One of the highlights for us was a film of a clipper ship in a voyage from Hamburg, Germany, around Cape Horn to Chile. I’m not sure what year it was done; obviously, it was made sometime when there were film cameras and sailing ships making regular runs across the Atlantic. We watched the movie twice and never got an explanation of why they didn’t take a steam freighter through the Panama Canal.
This was no sight seeing cruise. They had to wait out a storm in the North Atlantic for 17 days before they could really get on their way. The narration quoted the captain as saying the 3-4 feet of water over the rail was no big deal, compared to what they might see going around the Horn. We got a lump in our throats watching the men climb the rigging, up to 170 feet above the deck, to set the sails every time the wind changed. One thing’s for sure, the captain was right about the storms. Rounding the Horn, the tops of the waves towered above the deck. It was an awesome sight, even in an old black and white movie. Needless to say, they made it to Chile and calm water – but of course, they were going to have to turn right around and do it again.
Fast forward to more modern times: not enough can be said about the Norwegian Merchant Navy. In WWI, they supplied Great Britain in spite of Norwegian neutrality, U-boats and mines. In WWII, when the Nazis conquered Norway, they ordered all of the Norwegian merchant vessels world wide to find a neutral or German port; for the most part, they ignored that order and supplied the Allied war effort. About 40% of the oil shipped to England went on Norwegian-flagged ships. They paid a heavy price: over 500 ships and 3,000 men — but without their contribution, there’s no telling how the war would have come out.
There’s a lot to this museum: ship models of every kind, an art exhibit, a panoramic movie of the Norwegian coast (unfortunately out of order when we visited), along with some reconstructed parts of old sailing ships: passenger cabins and a fo’c’sle – that is, the part of the ship that housed the crew, when they weren’t working. The passenger cabins were far from luxurious, but I bet you wouldn’t complain after spending some time “before the mast.” The rooms were small, the ceilings were low, the beds cramped – the only bright spot would have been the warmth from the wood burning stove (!) in the next room where the cook would have been working.
Right across the street is the Kon-Tiki Museum, which details Thor Heyerdahl’s expeditions to prove that pre-Columbian people could have sailed from South America to Polynesia, instead of Samoan people sailing in from the west.
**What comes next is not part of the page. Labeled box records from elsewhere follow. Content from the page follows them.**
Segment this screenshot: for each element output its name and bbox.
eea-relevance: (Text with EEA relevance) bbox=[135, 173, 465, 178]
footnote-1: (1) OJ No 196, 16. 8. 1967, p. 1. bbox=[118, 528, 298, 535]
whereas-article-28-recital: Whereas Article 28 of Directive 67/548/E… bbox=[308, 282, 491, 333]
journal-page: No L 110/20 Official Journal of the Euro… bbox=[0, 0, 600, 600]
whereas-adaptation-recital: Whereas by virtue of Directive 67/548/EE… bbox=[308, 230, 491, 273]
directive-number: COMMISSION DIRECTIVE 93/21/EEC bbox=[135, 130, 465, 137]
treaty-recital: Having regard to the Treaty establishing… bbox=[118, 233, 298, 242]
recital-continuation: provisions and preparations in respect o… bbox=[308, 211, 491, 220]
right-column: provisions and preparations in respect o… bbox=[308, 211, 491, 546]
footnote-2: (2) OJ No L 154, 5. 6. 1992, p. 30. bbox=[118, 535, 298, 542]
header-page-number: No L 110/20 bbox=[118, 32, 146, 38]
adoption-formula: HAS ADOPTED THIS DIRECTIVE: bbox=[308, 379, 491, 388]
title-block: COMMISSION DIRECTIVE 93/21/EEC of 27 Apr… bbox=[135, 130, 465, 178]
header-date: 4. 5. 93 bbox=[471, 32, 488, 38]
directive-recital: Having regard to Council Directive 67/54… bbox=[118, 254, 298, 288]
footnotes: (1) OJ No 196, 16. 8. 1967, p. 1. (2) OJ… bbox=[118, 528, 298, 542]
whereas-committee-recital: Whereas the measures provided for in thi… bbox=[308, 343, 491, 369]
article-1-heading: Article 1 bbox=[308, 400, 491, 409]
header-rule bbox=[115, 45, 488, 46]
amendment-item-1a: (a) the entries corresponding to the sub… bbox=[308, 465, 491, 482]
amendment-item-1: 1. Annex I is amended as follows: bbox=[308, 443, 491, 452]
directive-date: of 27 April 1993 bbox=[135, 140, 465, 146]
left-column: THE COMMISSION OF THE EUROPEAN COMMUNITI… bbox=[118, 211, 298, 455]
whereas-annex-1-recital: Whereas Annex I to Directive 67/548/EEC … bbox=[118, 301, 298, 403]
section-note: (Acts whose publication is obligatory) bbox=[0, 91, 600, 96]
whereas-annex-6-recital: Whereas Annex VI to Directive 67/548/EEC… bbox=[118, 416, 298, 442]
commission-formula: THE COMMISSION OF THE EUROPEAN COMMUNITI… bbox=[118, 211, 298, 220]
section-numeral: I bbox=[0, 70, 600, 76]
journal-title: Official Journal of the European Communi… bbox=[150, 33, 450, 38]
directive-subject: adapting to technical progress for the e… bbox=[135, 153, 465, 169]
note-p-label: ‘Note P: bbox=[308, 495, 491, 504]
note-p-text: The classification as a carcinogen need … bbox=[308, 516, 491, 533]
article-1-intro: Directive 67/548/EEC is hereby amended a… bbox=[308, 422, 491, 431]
The success of the Kon-Tiki voyage sparked more trips: the voyages of Ra I and Ra II to show that ancient Egyptians could have sailed to the New World, and the truncated expedition of the Tigris to show how far Mesopotamian people could have explored, all in boats made of reeds.
The personal stories of heroism, ingenuity and perseverance are great. There’s no doubt that the men who took on these challenges are a breed apart. The scientific justification is tenuous, though. With modern archaeology and DNA evidence, it can be shown that Polynesian sweet potatoes have South American sweet potatoes as part their genetic make-up; that doesn’t prove the case, but it’s some evidence. As far as the rest of the claims go – well, let’s say that Mr. Heyerdahl was in the minority among the scientific community.
After today, Maggie and I had to hand it to the Norwegians — they’re a tough bunch. That might be partly due to the Norwegian winter, both as a toughening agent and a motivation to get far, far away. Not just anybody would have taken on this level of challenge, not to mention succeeding. For a small country, Norway has accomplished a lot; it’s fair to say that they changed history, and we all benefit.